Gene yaz dönmüş minimal evime
Tahta tavan beton fayans,
üç duvar var bir de dolap
Boydan yere perdesiz camlar
iki göz uzanır yola.
Aşşağı 'düşürülen' soluğun.
Kaldırım kenarından süzülen tuzlu şaraplar,
seni bu gece en çoğundan görmem lazım!
Gündüzler hüzün,
varsın düzsün en azından dört diş sarımsak kadar ezilir.
Ziyansız kırıntılar,
gök delenler ekmişler içlerime.
Uçarda görmez yıldızları,en üst katında bir bildiri var
Sana anlatamadıklarımı yazımlayan,yayınlanmayan
Görünüşünü benimsedikten sonra,kaza yapan tır şöförlerine rastladım
Korkma,
zaten hepsi sağ!
Önsüzünde bağnaz düşünceler,
'ama' kamyon arkası daha eğlenceli.
Orda senin fotoğrafın varmıydı?
Kaybedilmiş insanların yakınları yok haber vermeye kalkma
bir ben!
bir sen!
en çoğundan bu kadar.
Definleri konusunda işkenceye baş vurma
en azınlığından bu kadar.
Anlam yoksa uydurursun,anlam yok
Belirsizliğin el verdiği kadar tutunuyoruz.
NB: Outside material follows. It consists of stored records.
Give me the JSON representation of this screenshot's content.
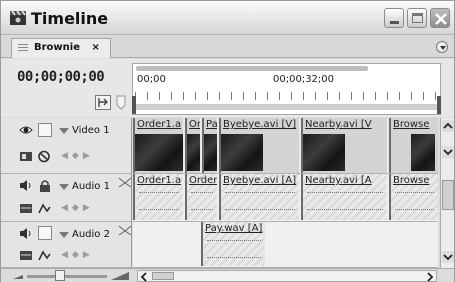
{
  "window": {
    "title": "Timeline",
    "icons": [
      "film-clapper-icon",
      "minimize-icon",
      "maximize-icon",
      "close-icon"
    ]
  },
  "tabs": [
    {
      "label": "Brownie",
      "close_label": "×",
      "active": true
    }
  ],
  "header": {
    "timecode": "00;00;00;00",
    "ruler_labels": [
      "00;00",
      "00;00;32;00"
    ]
  },
  "video_tracks": [
    {
      "name": "Video 1",
      "clips": [
        {
          "name": "Order1.a"
        },
        {
          "name": "Or"
        },
        {
          "name": "Pa"
        },
        {
          "name": "Byebye.avi [V]"
        },
        {
          "name": "Nearby.avi [V"
        },
        {
          "name": "Browse"
        }
      ]
    }
  ],
  "audio_tracks": [
    {
      "name": "Audio 1",
      "clips": [
        {
          "name": "Order1.a"
        },
        {
          "name": "Order"
        },
        {
          "name": "Byebye.avi [A]"
        },
        {
          "name": "Nearby.avi [A"
        },
        {
          "name": "Browse"
        }
      ]
    },
    {
      "name": "Audio 2",
      "clips": [
        {
          "name": "Pay.wav [A]"
        }
      ]
    }
  ],
  "colors": {
    "chrome": "#dcdcdc",
    "clip_video": "#d3d3d3",
    "clip_audio": "#e2e2e2",
    "close_button": "#9a9a9a"
  }
}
Hadi masal uydur,sesini severim bilirsin
Uyut yine beni
Uyumuş gibi de yaparım bilirsin
Olmazsa kağıt parçalarına davran,
gazeteye yeni bir ilan daha anarşist adam
Katıksız konsantreleri belirtin
yok olanlar tekin değil uçları kırılır son anda.
Yarıda kalan yarımlar her zaman elma olmasada
mazoşizm güzeldir,biliştir,geliştir,uyuştur.
Vitrin olmadığı kadar,zaman yok!
Meta yoksa veresiye,uçuşumuzu engelleme
Bırak çakılalım,zaptemek gereksiz karın kelebeklerini.